A reação da Europa em relação a esta imensa crise humanitária está sendo reforçar o financiamento da política de retenção de migrantes e solicitantes de asilo em solo líbio. A União Europeia financia a Guarda Costeira da Líbia, que trabalha na interceptação de embarcações que saem da costa do país na tentativa de chegar à Europa navegando pelo Mediterrâneo Central.

As pessoas resgatadas no mar são devolvidas ao território líbio – de janeiro a novembro deste ano foram cerca de 9 mil pessoas, o que contraria o direito internacional. A Líbia não é considerada um lugar seguro pela ONU e pela própria Comissão Europeia. O número de pessoas devolvidas contra a vontade à Líbia contrasta com a morosidade na evacuação de pessoas do país rumo a um lugar seguro.

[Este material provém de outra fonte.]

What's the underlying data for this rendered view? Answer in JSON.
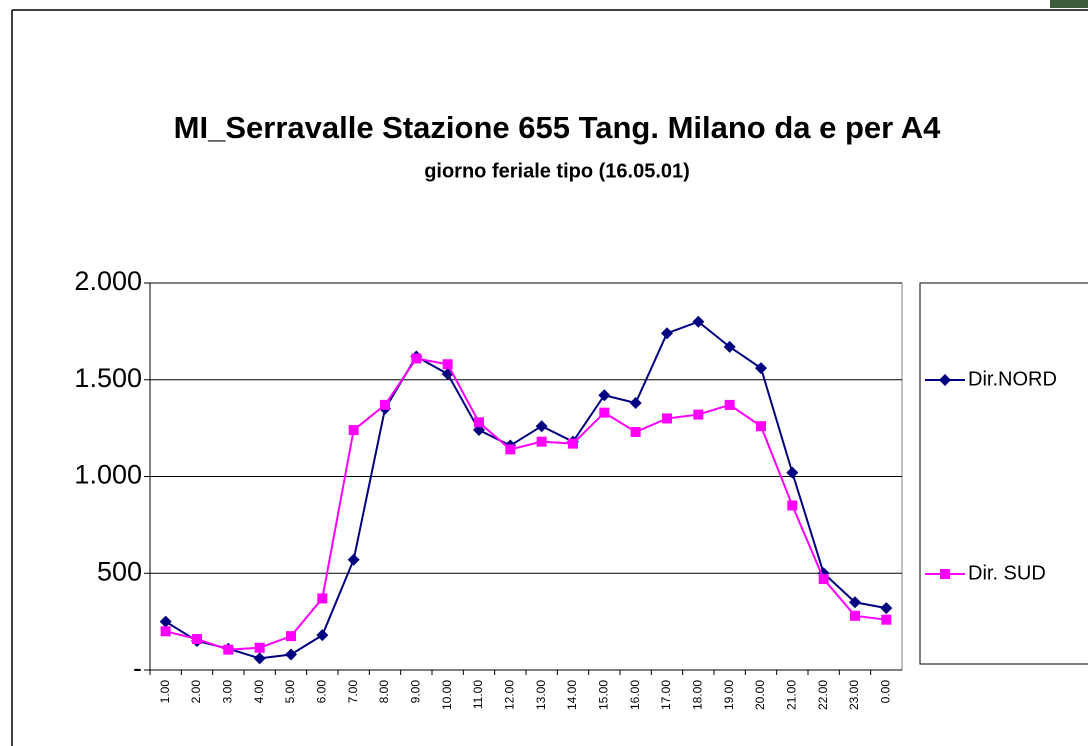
{
  "chart_data": {
    "type": "line",
    "title": "MI_Serravalle Stazione 655 Tang. Milano da e per A4",
    "subtitle": "giorno feriale tipo (16.05.01)",
    "categories": [
      "1.00",
      "2.00",
      "3.00",
      "4.00",
      "5.00",
      "6.00",
      "7.00",
      "8.00",
      "9.00",
      "10.00",
      "11.00",
      "12.00",
      "13.00",
      "14.00",
      "15.00",
      "16.00",
      "17.00",
      "18.00",
      "19.00",
      "20.00",
      "21.00",
      "22.00",
      "23.00",
      "0.00"
    ],
    "series": [
      {
        "name": "Dir.NORD",
        "color": "#000080",
        "marker": "diamond",
        "values": [
          250,
          150,
          110,
          60,
          80,
          180,
          570,
          1350,
          1620,
          1530,
          1240,
          1160,
          1260,
          1180,
          1420,
          1380,
          1740,
          1800,
          1670,
          1560,
          1020,
          500,
          350,
          320
        ]
      },
      {
        "name": "Dir. SUD",
        "color": "#ff00ff",
        "marker": "square",
        "values": [
          200,
          160,
          105,
          115,
          175,
          370,
          1240,
          1370,
          1610,
          1580,
          1280,
          1140,
          1180,
          1170,
          1330,
          1230,
          1300,
          1320,
          1370,
          1260,
          850,
          470,
          280,
          260
        ]
      }
    ],
    "ylim": [
      0,
      2000
    ],
    "yticks": [
      {
        "value": 0,
        "label": "-"
      },
      500,
      {
        "value": 1000,
        "label": "1.000"
      },
      {
        "value": 1500,
        "label": "1.500"
      },
      {
        "value": 2000,
        "label": "2.000"
      }
    ],
    "grid": true,
    "legend": "right"
  }
}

Desde o início do ano, foram pouco mais de 2,4 mil.

Ao mesmo tempo, a Europa vem consistentemente obstruindo a ação de navios de busca e resgate que atuam na região do Mediterrâneo Central socorrendo a migrantes que tentam cruzar o oceano em embarcações precárias.

No ano passado, MSF teve de encerrar as atividades de uma destas embarcações, o Aquarius, depois de ações administrativas, burocráticas e judiciais de países da EU para obstruir o trabalho. Em julho de 2019, MSF e a organização SOS Mediterranee retomaram o trabalho de busca e resgate na região com o Ocean Viking. O navio está em operação, mas vem enfrentando reiteradamente demora na definição de um porto de desembarque para os imigrantes resgatados no mar.

No caso dos migrantes capturados pela Guarda Costeira líbia, alguns são conduzidos a centros de detenção, submetidos a condições de vida extremamente precárias, maus-tratos e torturas. Mais recentemente, os migrantes têm sido “liberados”, mas como não existe nenhuma estrutura de acolhimento, eles ficam sujeitos a serem sequestrados ou submetidos a trabalhos forçados. Muitos preferem insistir nas tentativas de deixar a Líbia em embarcações precárias, mesmo arriscando suas vidas, a permanecer no país. Isso mostra o quão ineficiente tem sido a política dos países europeus em relação à Líbia, incapaz de impedir que pessoas simplesmente tentem escapar de condições de vida que são simplesmente insuportáveis.